The clinical diagnosis of veno-occlusive disease was based on the European Society for Blood and Marrow Transplantation criteria for pediatric patients [5]. Veno-occlusive disease was clinically diagnosed if two or more criteria were present: transfusion-refractory thrombocytopenia, weight gain (≥5% above baseline), bilirubin ≥2 mg/dL within 3 days, hepatomegaly, and ascites.

The severity of veno-occlusive disease was classified into three categories, ranging from mild to severe, based on clinical parameters assessed on the day of each US session. The severity of veno-occlusive disease by the European Society for Blood and Marrow Transplantation criteria included the following conditions: serological liver function abnormalities, such as increased transaminases to twice the normal range (mild) or less than five times (moderate), lasting days of refractory thrombocytopenia, hyperbilirubinemia, ascites, glomerular filtration rate, pulmonary, and coagulation status [5].

For veno-occlusive disease prophylaxis, all patients received a continuous infusion of lipo-prostaglandin E1 (Dongkook Pharm., Seoul, Korea) at a dose of 1 µg/kg per day with or without the addition of low-molecular-weight heparin (Handok Inc., Seoul, Korea) according to institutional guidelines for hematopoietic stem cell transplantation. Patients diagnosed with veno-occlusive disease were treated with defibrotide (Handok Inc.) until the resolution of veno-occlusive disease.

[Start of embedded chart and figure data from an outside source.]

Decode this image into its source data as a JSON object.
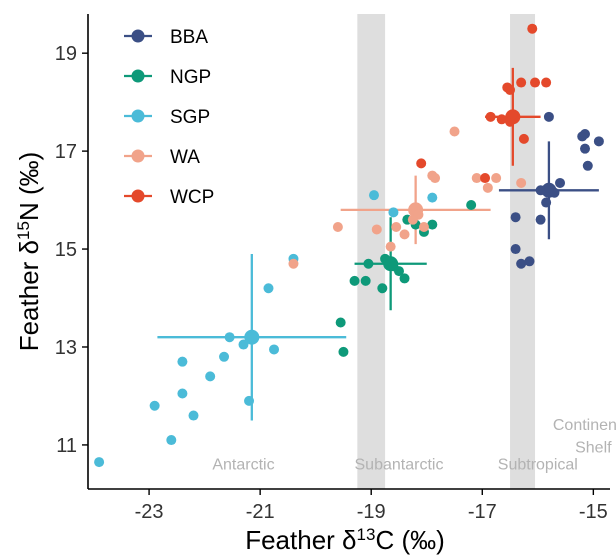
{
  "chart_data": {
    "type": "scatter",
    "title": "",
    "xlabel_parts": [
      "Feather δ",
      "13",
      "C (‰)"
    ],
    "ylabel_parts": [
      "Feather δ",
      "15",
      "N (‰)"
    ],
    "xlim": [
      -24.1,
      -14.7
    ],
    "ylim": [
      10.1,
      19.8
    ],
    "xticks": [
      -23,
      -21,
      -19,
      -17,
      -15
    ],
    "yticks": [
      11,
      13,
      15,
      17,
      19
    ],
    "grid": false,
    "legend_position": "top-left",
    "shaded_bands": [
      {
        "x0": -19.25,
        "x1": -18.75
      },
      {
        "x0": -16.5,
        "x1": -16.05
      }
    ],
    "region_labels": [
      {
        "text": "Antarctic",
        "x": -21.3,
        "y": 10.5
      },
      {
        "text": "Subantarctic",
        "x": -18.5,
        "y": 10.5
      },
      {
        "text": "Subtropical",
        "x": -16.0,
        "y": 10.5
      },
      {
        "text": "Continental",
        "x": -15.0,
        "y": 11.3
      },
      {
        "text": "Shelf",
        "x": -15.0,
        "y": 10.85
      }
    ],
    "series": [
      {
        "name": "BBA",
        "color": "#3b4f85",
        "points": [
          [
            -15.8,
            17.7
          ],
          [
            -15.2,
            17.3
          ],
          [
            -15.15,
            17.35
          ],
          [
            -15.15,
            17.05
          ],
          [
            -14.9,
            17.2
          ],
          [
            -15.1,
            16.7
          ],
          [
            -14.5,
            16.65
          ],
          [
            -15.6,
            16.35
          ],
          [
            -15.7,
            16.15
          ],
          [
            -15.85,
            15.95
          ],
          [
            -15.95,
            15.6
          ],
          [
            -16.4,
            15.65
          ],
          [
            -16.4,
            15.0
          ],
          [
            -16.3,
            14.7
          ],
          [
            -16.15,
            14.75
          ],
          [
            -15.95,
            16.2
          ],
          [
            -15.8,
            16.25
          ]
        ],
        "mean": [
          -15.8,
          16.2
        ],
        "xerr": 0.9,
        "yerr": 1.0
      },
      {
        "name": "NGP",
        "color": "#0e9979",
        "points": [
          [
            -19.55,
            13.5
          ],
          [
            -19.5,
            12.9
          ],
          [
            -19.3,
            14.35
          ],
          [
            -19.1,
            14.35
          ],
          [
            -19.05,
            14.7
          ],
          [
            -18.8,
            14.2
          ],
          [
            -18.75,
            14.8
          ],
          [
            -18.7,
            14.75
          ],
          [
            -18.6,
            14.65
          ],
          [
            -18.5,
            14.55
          ],
          [
            -18.4,
            14.4
          ],
          [
            -18.35,
            15.6
          ],
          [
            -18.2,
            15.5
          ],
          [
            -18.05,
            15.35
          ],
          [
            -17.9,
            15.5
          ],
          [
            -17.2,
            15.9
          ]
        ],
        "mean": [
          -18.65,
          14.7
        ],
        "xerr": 0.65,
        "yerr": 0.95
      },
      {
        "name": "SGP",
        "color": "#4bbbd8",
        "points": [
          [
            -23.9,
            10.65
          ],
          [
            -22.9,
            11.8
          ],
          [
            -22.6,
            11.1
          ],
          [
            -22.4,
            12.7
          ],
          [
            -22.4,
            12.05
          ],
          [
            -22.2,
            11.6
          ],
          [
            -21.9,
            12.4
          ],
          [
            -21.65,
            12.8
          ],
          [
            -21.55,
            13.2
          ],
          [
            -21.3,
            13.05
          ],
          [
            -21.2,
            11.9
          ],
          [
            -21.15,
            13.2
          ],
          [
            -20.85,
            14.2
          ],
          [
            -20.75,
            12.95
          ],
          [
            -20.4,
            14.8
          ],
          [
            -18.95,
            16.1
          ],
          [
            -18.6,
            15.75
          ],
          [
            -17.9,
            16.05
          ]
        ],
        "mean": [
          -21.15,
          13.2
        ],
        "xerr": 1.7,
        "yerr": 1.7
      },
      {
        "name": "WA",
        "color": "#f1a38a",
        "points": [
          [
            -20.4,
            14.7
          ],
          [
            -19.6,
            15.45
          ],
          [
            -18.9,
            15.4
          ],
          [
            -18.65,
            15.05
          ],
          [
            -18.55,
            15.45
          ],
          [
            -18.4,
            15.3
          ],
          [
            -18.25,
            15.6
          ],
          [
            -18.2,
            15.85
          ],
          [
            -18.15,
            15.7
          ],
          [
            -18.05,
            15.45
          ],
          [
            -17.9,
            16.5
          ],
          [
            -17.85,
            16.45
          ],
          [
            -17.5,
            17.4
          ],
          [
            -17.1,
            16.45
          ],
          [
            -16.9,
            16.25
          ],
          [
            -16.75,
            16.45
          ],
          [
            -16.3,
            16.35
          ]
        ],
        "mean": [
          -18.2,
          15.8
        ],
        "xerr": 1.35,
        "yerr": 0.7
      },
      {
        "name": "WCP",
        "color": "#e4492b",
        "points": [
          [
            -18.1,
            16.75
          ],
          [
            -16.95,
            16.45
          ],
          [
            -16.85,
            17.7
          ],
          [
            -16.65,
            17.65
          ],
          [
            -16.55,
            18.3
          ],
          [
            -16.5,
            18.25
          ],
          [
            -16.5,
            17.6
          ],
          [
            -16.45,
            17.75
          ],
          [
            -16.3,
            18.4
          ],
          [
            -16.25,
            17.25
          ],
          [
            -16.1,
            19.5
          ],
          [
            -16.05,
            18.4
          ],
          [
            -15.85,
            18.4
          ]
        ],
        "mean": [
          -16.45,
          17.7
        ],
        "xerr": 0.5,
        "yerr": 1.0
      }
    ]
  }
}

The distribution of clinical variables was summarized, and a comparison was conducted between the clinical factors and US parameters of the veno-occlusive disease and non-veno-occlusive disease groups during the surveillance period following hematopoietic stem cell transplantation. Continuous variables between the groups were compared using either the independent t-test or the Wilcoxon rank-sum test. Categorical variables were analyzed using the Fisher’s exact test.

The diagnostic performance of the US parameters for detecting veno-occlusive disease was evaluated by constructing receiver operating characteristic (ROC) curves. Cutoff values for the US parameters were determined using the Youden J index to optimize sensitivity and specificity. A generalized estimating equation analysis was carried out to assess the predictors of veno-occlusive disease with the clinical and US parameters. This model accounted for the correlation between repeated measurements within an individual. Significant factors identified in the univariate analysis (those with P<0.20) were included in the multivariate analysis. In the multivariate analysis, statistical significance was defined as P<0.05. In addition, the descriptive analysis was only performed to compare the temporal changes in US data before/after clinical veno-occlusive disease diagnosis due to the limited number of patients in each session of veno-occlusive disease patients. All statistical analyses were conducted using SAS statistical software (SAS system for Windows, version 9.4; SAS Institute, Cary, NC).